Case di comunità, Confial spinge: «Occasione storica, ma il tempo stringe»
Il portavoce nazionale del sindacato autonomo, Fabio Tomaino, rivolge l'appello al presidente Occhiuto: «Serve un confronto unitario e orientato alle soluzioni»

CROTONE «Case di comunità: occasione storica, ma il tempo stringe». È la “sveglia” suonata in una nota stampa da Fabio Tomaino, in qualità di portavoce nazionale del sindacato autonomo Confial.

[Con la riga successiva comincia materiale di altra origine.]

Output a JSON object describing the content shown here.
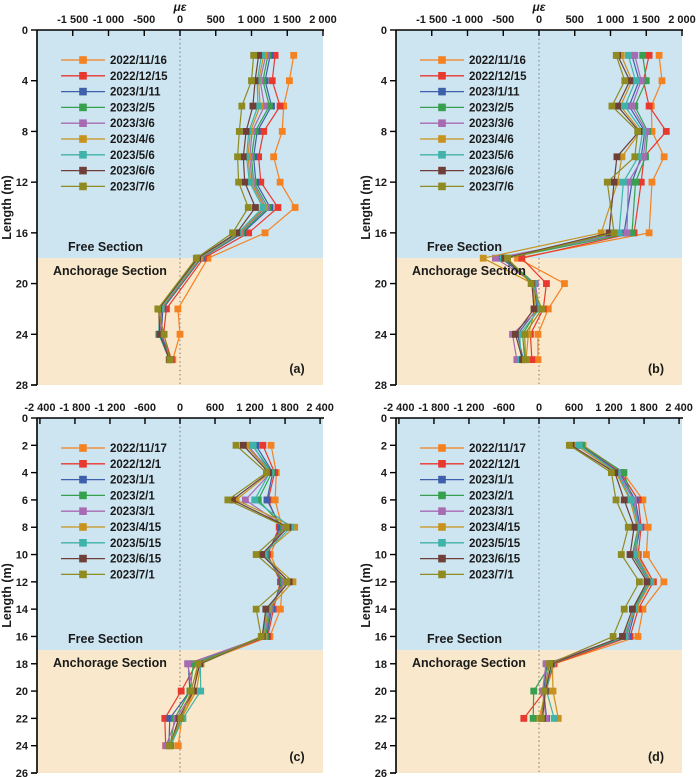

«La Calabria – sottolinea Tomaino – è davanti a un passaggio decisivo per il futuro della sanità territoriale. Le Case di comunità rappresentano un’opportunità concreta, ma anche un rischio: quello di fermarsi alle strutture senza costruire il sistema. Non è una questione edilizia, è una questione organizzativa. Senza personale, integrazione e continuità assistenziale, queste strutture rischiano di diventare scatole vuote».
Le Case di comunità, secondo Tomaino, devono «svolgere una funzione chiara nei territori: diventare il primo punto di accesso ai servizi sanitari, un vero filtro capace di intercettare i bisogni dei cittadini, prenderli in carico e indirizzarli nel modo corretto, evitando il sovraccarico degli ospedali».
«Se funzionano – spiega il firigente sindacale –, migliorano l’assistenza e riducono le emergenze improprie. Se non funzionano, aggravano il sistema. La sanità territoriale non è uno slogan: è presenza, lavoro e capacità di presa in carico del cittadino. Altrove questi modelli funzionano già. Non serve inventare, serve applicare. Ma serve soprattutto il metodo giusto».
«E il metodo – avverte Tomaino – non può essere quello che si sta vedendo sulla riforma del 118: divisioni, protagonismi e atteggiamenti da “prima donna” che alimentano uno scontro sterile. La sanità non è un palco, è responsabilità. Il tempo, però, non è infinito. Le risorse del Pnrr impongono scadenze precise e non più rinviabili: o si accelera davvero, oppure il rischio è quello di perdere un’occasione storica».
Per questo, entra nel merito la nota, «rivolgiamo un invito al presidente della Regione Calabria a essere protagonista di questo percorso, guidando un confronto unitario e orientato alle soluzioni, affinché queste risorse non restino sulla carta».
«Le Case di comunità – prosegue Tomaino – possono essere una svolta. Oppure l’ennesima incompiuta. La differenza la farà la capacità di fare sistema. Perché qui non si tratta di chi arriva prima, ma di arrivarci insieme. O si ha il coraggio di costruire davvero, oppure anche questa volta resterà tutto sulla carta», conclude Fabio Tomaino.